Le formidable travail de Vincent Echavé est aujourd'hui bien reconnu dans le monde médical canadien. L'Association médicale canadienne lui a récemment remis le prix Frederick Newton-Gisborne Starr, la plus haute distinction que cette association puisse donner à l'un de ses membres. Au total, 43 personnes l'ont reçu au Canada dont plusieurs grands noms de la médecine comme Frederick Banting ou Lucille Teasdale.
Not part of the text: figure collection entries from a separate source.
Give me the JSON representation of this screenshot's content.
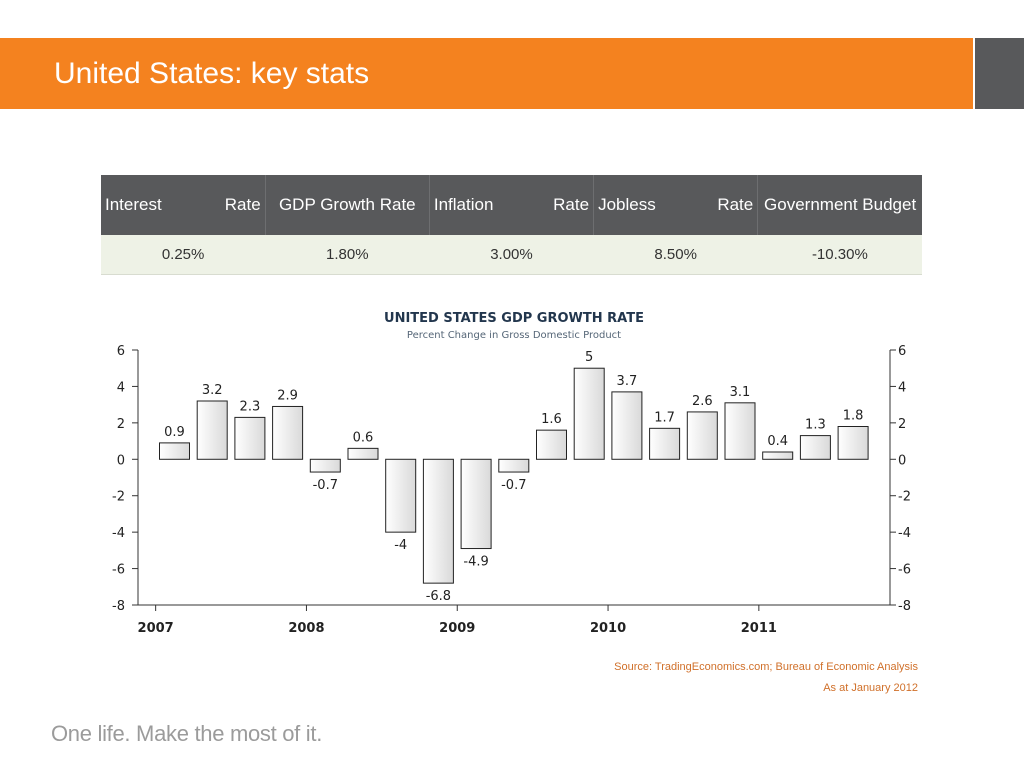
{
  "slide": {
    "title": "United States: key stats",
    "footer": "One life. Make the most of it.",
    "source_line1": "Source: TradingEconomics.com; Bureau of Economic Analysis",
    "source_line2": "As at January 2012"
  },
  "colors": {
    "accent": "#f4821f",
    "side_block": "#58595b",
    "table_header": "#58595b",
    "table_row": "#eef2e6"
  },
  "stats_table": {
    "headers": [
      {
        "left": "Interest",
        "right": "Rate"
      },
      {
        "text": "GDP Growth Rate"
      },
      {
        "left": "Inflation",
        "right": "Rate"
      },
      {
        "left": "Jobless",
        "right": "Rate"
      },
      {
        "text": "Government Budget"
      }
    ],
    "values": [
      "0.25%",
      "1.80%",
      "3.00%",
      "8.50%",
      "-10.30%"
    ]
  },
  "chart_data": {
    "type": "bar",
    "title": "UNITED STATES GDP GROWTH RATE",
    "subtitle": "Percent Change in Gross Domestic Product",
    "x_labels": [
      "2007",
      "2008",
      "2009",
      "2010",
      "2011"
    ],
    "x_label_positions": [
      -0.5,
      3.5,
      7.5,
      11.5,
      15.5
    ],
    "values": [
      0.9,
      3.2,
      2.3,
      2.9,
      -0.7,
      0.6,
      -4,
      -6.8,
      -4.9,
      -0.7,
      1.6,
      5,
      3.7,
      1.7,
      2.6,
      3.1,
      0.4,
      1.3,
      1.8
    ],
    "labels": [
      "0.9",
      "3.2",
      "2.3",
      "2.9",
      "-0.7",
      "0.6",
      "-4",
      "-6.8",
      "-4.9",
      "-0.7",
      "1.6",
      "5",
      "3.7",
      "1.7",
      "2.6",
      "3.1",
      "0.4",
      "1.3",
      "1.8"
    ],
    "ylim": [
      -8,
      6
    ],
    "yticks": [
      6,
      4,
      2,
      0,
      -2,
      -4,
      -6,
      -8
    ],
    "grid": false,
    "dual_y_axis": true
  }
}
Malgré tout, le récipiendaire reste modeste. «Je suis très honoré, explique-t-il. Mais je tiens à partager ce prix avec toutes ces populations que j'ai aidées et qui sont sans voix. Elles méritent aussi de se faire entendre.»

Et qu'arrivera-t-il maintenant? Chose certaine, Vincent Echavé n'a pas l'intention de voir son rêve s'arrêter. Même s'il prévoit prendre sa retraite dans les prochains mois, il espère continuer sa mission humanitaire et faire d'autres voyages. «Mon fils, Pablo, est médecin. Il sera officiellement anesthésiste au CHUS à partir du mois d'octobre. Ainsi, il pourra me remplacer et mon nom restera ici», conclut-il, les yeux remplis de fierté.